Kentucky holds off Terps, 96-84 Maryland cuts deficit from 18 to 6 late, but No. 1 'Cats prevail

Rhodes hits career-high 30

Williams encouraged

'showed we can play'

November 25, 1995|By Ken Murray | Ken Murray,SUN STAFF

SPRINGFIELD, Mass. -- Maryland showed surprising strength on the boards and tenacity on defense last night, but couldn't match Kentucky's bottomless bench or the Wildcats' three-point shooting.

In a season opener that careened from blowout to nailbiter, No. 1 Kentucky shook off the Terrapins for a 96-84 victory in the Hall of Fame Tip-Off Classic before a sellout crowd of 8,999 at the Springfield Civic Center.

"I kept telling the guys every timeout, 'If you think a 15-point lead is safe, you're crazy,' " Kentucky coach Rick Pitino said. " 'I coached against this gentleman, and this team is not going away.' "

"This gentleman" -- Maryland coach Gary Williams -- watched his Terps cut an 18-point second-half deficit to six with 2:15 to play -- and had the ball -- before letting the Wildcats slip off the upset hook.

"I'm encouraged," Williams said after a game fraught with peaks and valleys. "I think we showed we can play. When you lose a player like Joe Smith, there is concern you can stay competitive."

The Terps stayed competitive with Johnny Rhodes scoring a career-high 30 points, with Maryland pounding the boards for a

41-34 advantage, and a pressure defense that forced 20 Kentucky turnovers.

But the Wildcats won out in the end because of their three-point shooting -- they were 9-for-19 to Maryland's 1-for-12 -- and their all-star bench.

Maryland jolted Kentucky for a 20-9 lead at the outset, and was down by only two, 37-35, at halftime.

But Kentucky opened the second half with an 18-3 run that featured eight straight points by Derek Anderson, a transfer from Ohio State.

When freshman Ron Mercer threw down a dunk five minutes into the half, the lead went to 55-38. Kentucky's biggest lead was 70-52.

Maryland scored only one field goal in the first six minutes of the second half, making five turnovers in the process. Williams didn't attribute that lapse, however, to the Wildcats' depth.

"Where it hurt us was the start of the second half, when we shouldn't have been tired," Williams said. "We didn't play with enough intensity in the second half. We were down six with two minutes left and threw the ball away."

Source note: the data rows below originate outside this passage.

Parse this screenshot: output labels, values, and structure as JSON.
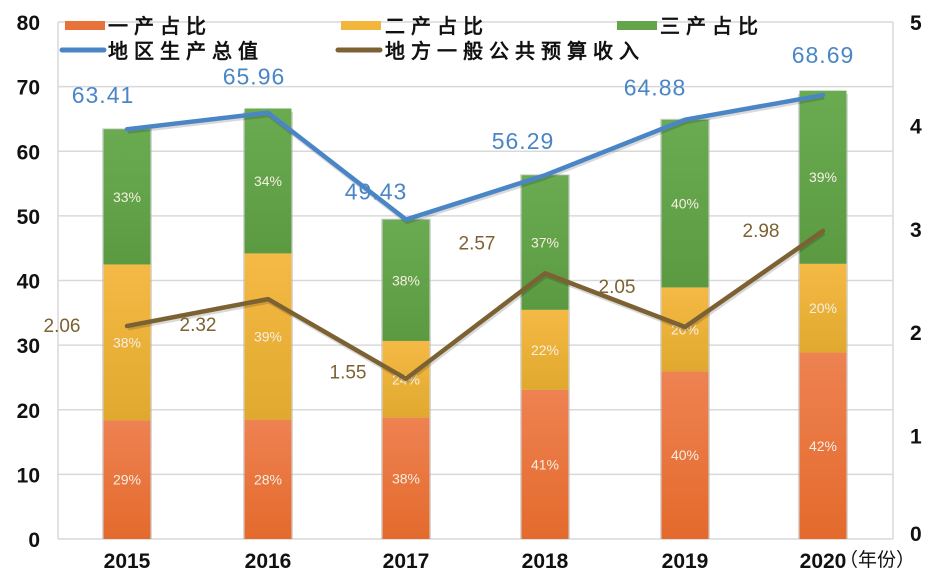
{
  "chart_data": {
    "type": "bar",
    "stacked": true,
    "categories": [
      "2015",
      "2016",
      "2017",
      "2018",
      "2019",
      "2020"
    ],
    "x_unit_label": "（年份）",
    "left_axis": {
      "ylim": [
        0,
        80
      ],
      "ticks": [
        "0",
        "10",
        "20",
        "30",
        "40",
        "50",
        "60",
        "70",
        "80"
      ]
    },
    "right_axis": {
      "ylim": [
        0,
        5
      ],
      "ticks": [
        "0",
        "1",
        "2",
        "3",
        "4",
        "5"
      ]
    },
    "grid": true,
    "bar_series": [
      {
        "name": "一产占比",
        "color": "#e8733a",
        "percent": [
          29,
          28,
          38,
          41,
          40,
          42
        ],
        "labels": [
          "29%",
          "28%",
          "38%",
          "41%",
          "40%",
          "42%"
        ]
      },
      {
        "name": "二产占比",
        "color": "#f2b63d",
        "percent": [
          38,
          39,
          24,
          22,
          20,
          20
        ],
        "labels": [
          "38%",
          "39%",
          "24%",
          "22%",
          "20%",
          "20%"
        ]
      },
      {
        "name": "三产占比",
        "color": "#64a44a",
        "percent": [
          33,
          34,
          38,
          37,
          40,
          39
        ],
        "labels": [
          "33%",
          "34%",
          "38%",
          "37%",
          "40%",
          "39%"
        ]
      }
    ],
    "line_series": [
      {
        "name": "地区生产总值",
        "axis": "left",
        "color": "#4a86c6",
        "values": [
          63.41,
          65.96,
          49.43,
          56.29,
          64.88,
          68.69
        ],
        "labels": [
          "63.41",
          "65.96",
          "49.43",
          "56.29",
          "64.88",
          "68.69"
        ]
      },
      {
        "name": "地方一般公共预算收入",
        "axis": "right",
        "color": "#7c6233",
        "values": [
          2.06,
          2.32,
          1.55,
          2.57,
          2.05,
          2.98
        ],
        "labels": [
          "2.06",
          "2.32",
          "1.55",
          "2.57",
          "2.05",
          "2.98"
        ]
      }
    ],
    "legend_position": "top"
  }
}
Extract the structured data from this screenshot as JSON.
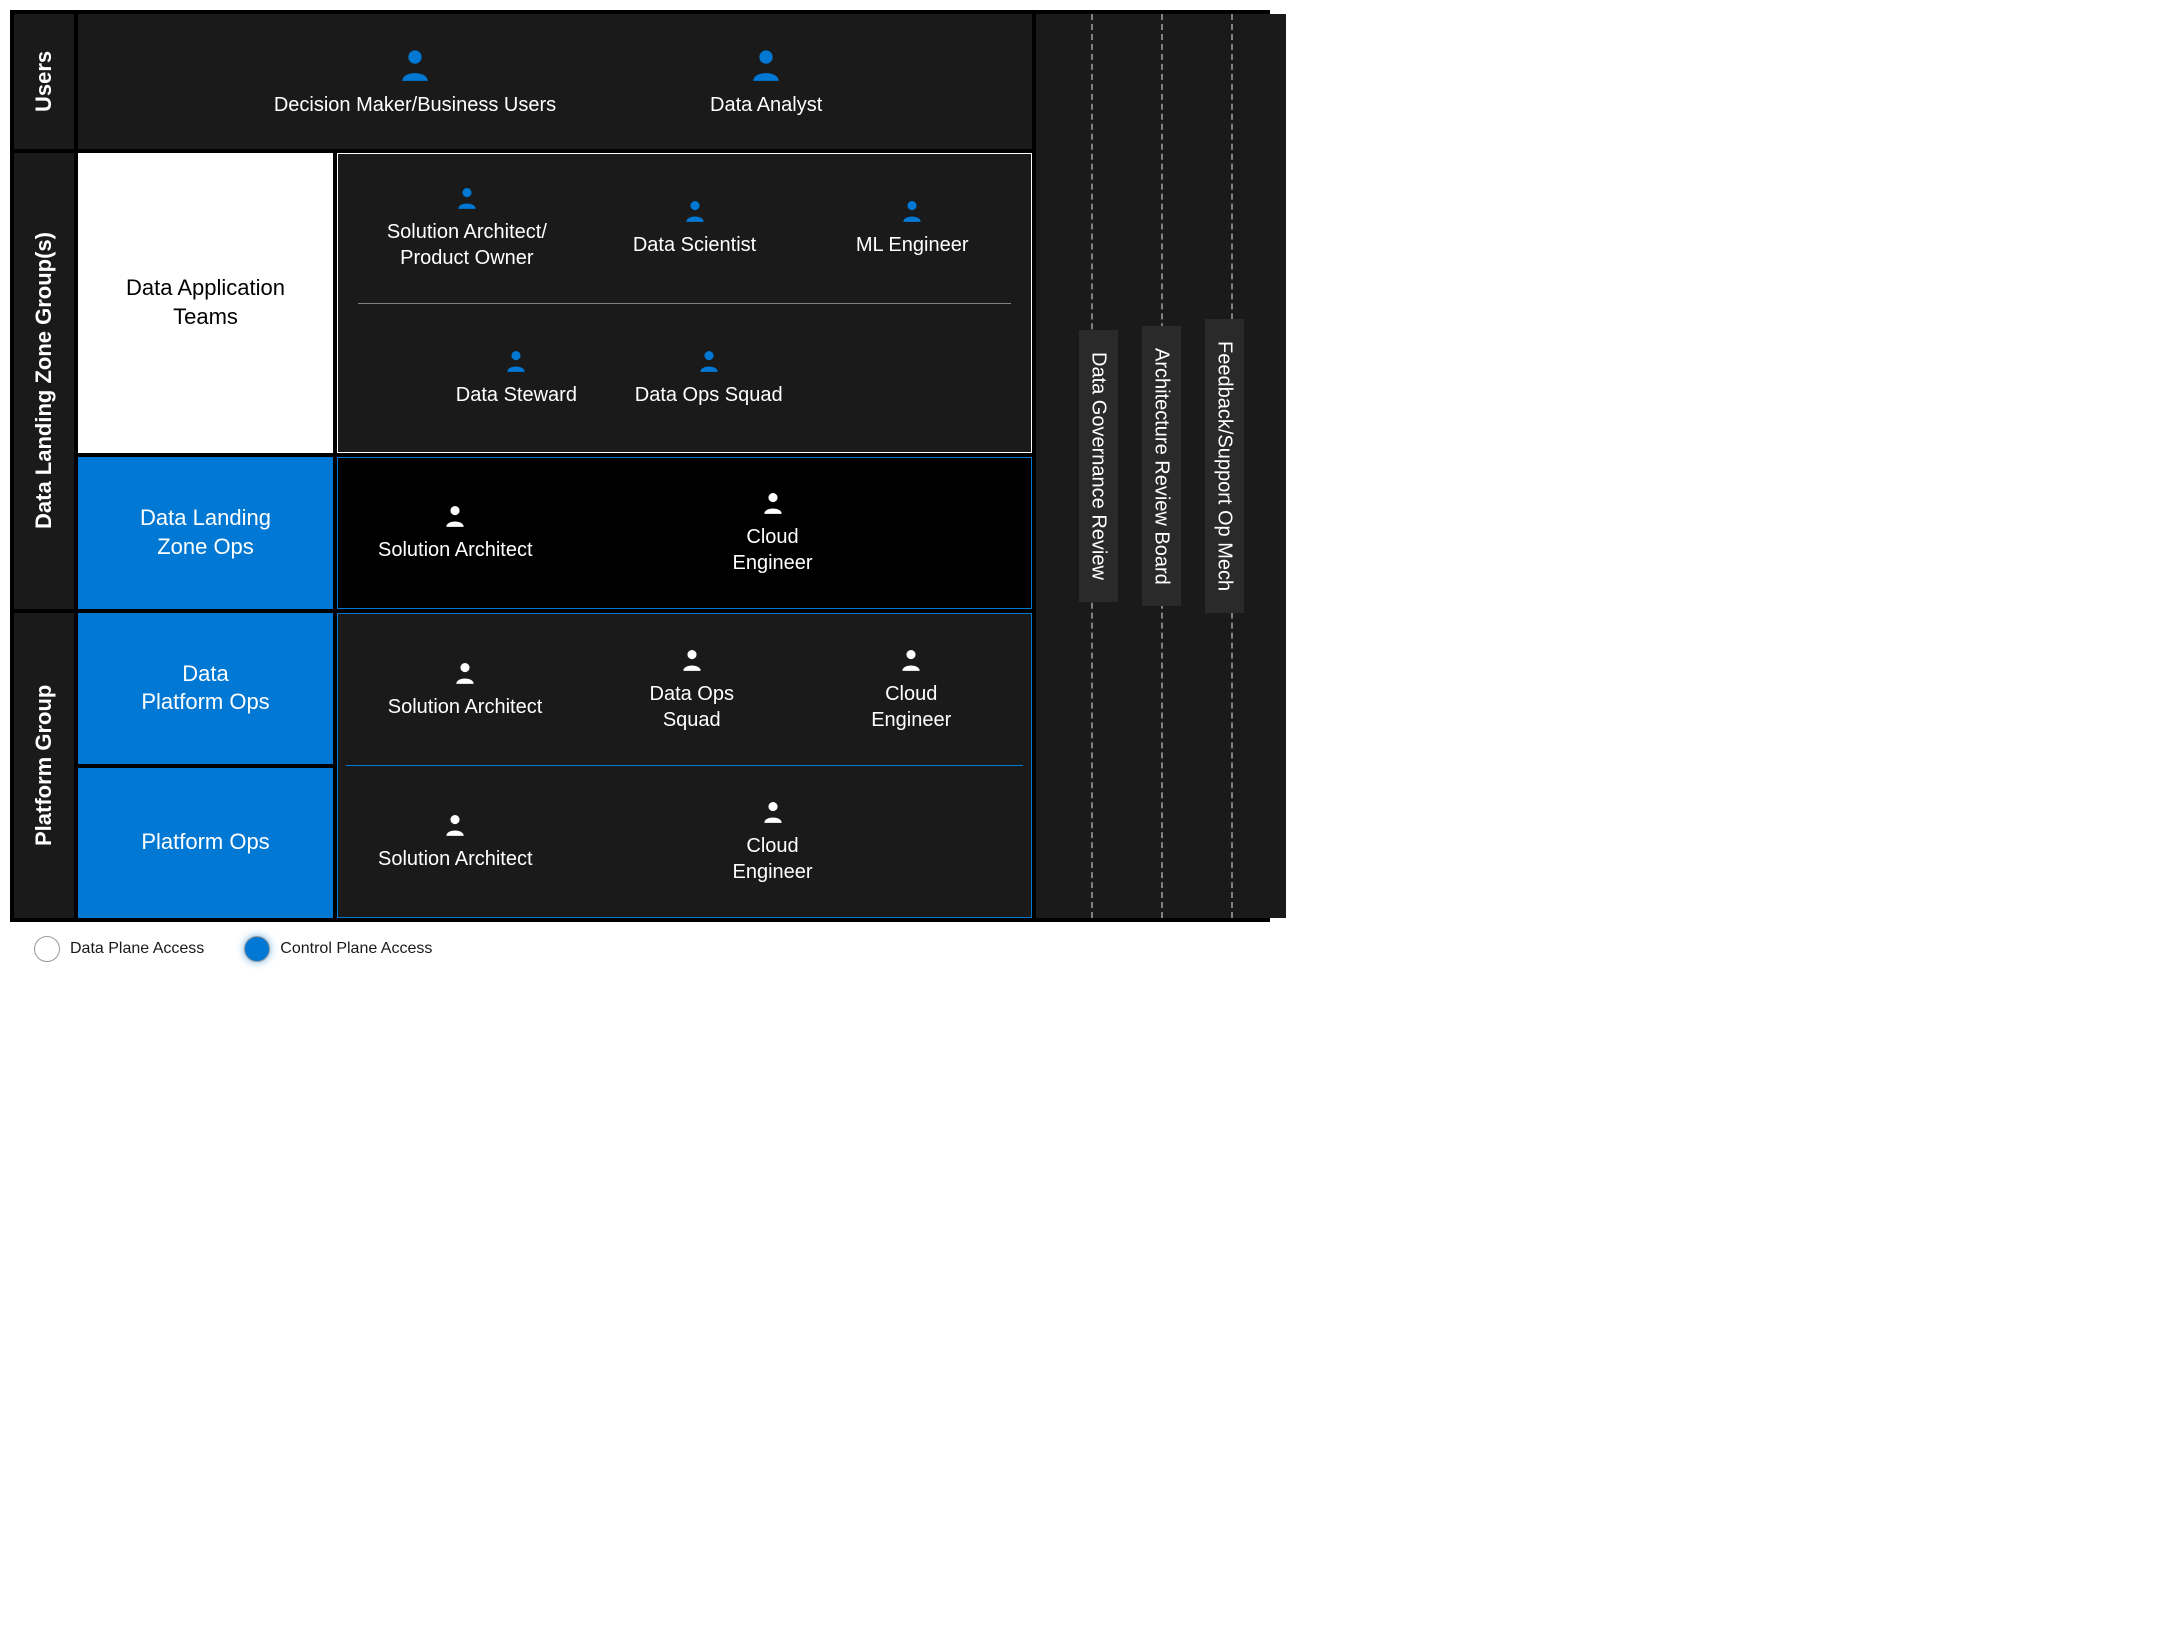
{
  "colors": {
    "bg": "#000000",
    "panel": "#1a1a1a",
    "panel_light": "#2a2a2a",
    "white": "#ffffff",
    "blue": "#0078d4",
    "icon_blue": "#0078d4",
    "icon_white": "#ffffff",
    "divider": "#808080"
  },
  "section_labels": {
    "users": "Users",
    "dlz": "Data Landing Zone Group(s)",
    "platform": "Platform Group"
  },
  "users_row": [
    {
      "label": "Decision Maker/Business Users",
      "icon_color": "#0078d4"
    },
    {
      "label": "Data Analyst",
      "icon_color": "#0078d4"
    }
  ],
  "dlz": {
    "app_teams_label": "Data Application\nTeams",
    "app_teams_roles_top": [
      {
        "label": "Solution Architect/\nProduct Owner",
        "icon_color": "#0078d4"
      },
      {
        "label": "Data Scientist",
        "icon_color": "#0078d4"
      },
      {
        "label": "ML Engineer",
        "icon_color": "#0078d4"
      }
    ],
    "app_teams_roles_bottom": [
      {
        "label": "Data Steward",
        "icon_color": "#0078d4"
      },
      {
        "label": "Data Ops Squad",
        "icon_color": "#0078d4"
      }
    ],
    "ops_label": "Data Landing\nZone Ops",
    "ops_roles": [
      {
        "label": "Solution Architect",
        "icon_color": "#ffffff"
      },
      {
        "label": "Cloud\nEngineer",
        "icon_color": "#ffffff"
      }
    ]
  },
  "platform": {
    "data_ops_label": "Data\nPlatform Ops",
    "data_ops_roles": [
      {
        "label": "Solution Architect",
        "icon_color": "#ffffff"
      },
      {
        "label": "Data Ops\nSquad",
        "icon_color": "#ffffff"
      },
      {
        "label": "Cloud\nEngineer",
        "icon_color": "#ffffff"
      }
    ],
    "platform_ops_label": "Platform Ops",
    "platform_ops_roles": [
      {
        "label": "Solution Architect",
        "icon_color": "#ffffff"
      },
      {
        "label": "Cloud\nEngineer",
        "icon_color": "#ffffff"
      }
    ]
  },
  "right_pills": [
    "Data Governance Review",
    "Architecture Review Board",
    "Feedback/Support Op Mech"
  ],
  "legend": {
    "data_plane": {
      "label": "Data Plane Access",
      "color": "#ffffff"
    },
    "control_plane": {
      "label": "Control Plane Access",
      "color": "#0078d4"
    }
  }
}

Two straight baskets by Rhodes and two free throws by Duane Simpkins (12-for-12 at the line) got the deficit down to 86-80.

A Kentucky turnover gave Maryland possession with 1:42 left, but when Mario Lucas tried to hit Rhodes in the low post, Anthony Epps stole the ball.

Tony Delk scored six straight Kentucky points around two more free throws by Simpkins to open a 10-point lead and finally put the game away.

"Johnny had good position and was open," Lucas said of the critical play. "I threw the ball and thought he was open. That's what killed us tonight, our passing. We had a lot of turnovers."

Maryland had 24 turnovers in a game of trapping defenses. The Terps struggled often in their half-court offense, and had just one field goal during a nine-minute stretch of the first half.

"Our depth was a major factor," Pitino said. "Because our press got to them because of our depth.

"They're going to be a great ballclub, Maryland. I take my hat off to their kids. They didn't quit."

Mark Pope, a 6-foot-10 senior, led Kentucky with 26 points and was named most valuable player of the game.

Delk added 21 points, hitting three of four three-pointers. All but three of Delk's points came in the second half as he was limited to three minutes in the first half because of foul trouble.

"Kentucky's very good," Williams said. "Their ballhandling is very overlooked. We both pressed, but they were able to convert a lot more out of transition situations."

Kentucky had 24 points off turnovers to Maryland's eight. Maryland had 17 second-chance points, though, because of its advantage on the boards, which included 16 offensive rebounds.

"They wore us down," said Simpkins, who scored 16 points but had eight turnovers. "It's hard to get going against [Kentucky's pressure defense], and when you do, to make something happen.

"But this game showed we have character, and that's a trademark of this team in the past."

The Wildcats shot 61 percent in the second half and finished at 54 percent. Maryland shot just 44 percent.

Rhodes hit 13 of 20 shots for the night and tied Simpkins for the team-high in rebounds with five.

"In the first half, we did a good job of attacking them and getting the ball in the middle," Rhodes said. "In the second half, we didn't. We made a lot of mental mistakes, a lot of little mistakes. We weren't that crisp catching the ball."

Keith Booth, who fouled out along with frontcourt mate Exree Hipp, scored 11 points for the Terps, and Lucas had 10 with four rebounds.

The Terps also got meaningful minutes out of freshmen Terrell Stokes (four points, two steals in 10 minutes) and Obinna Ekezie (six points, two blocks in 20 minutes).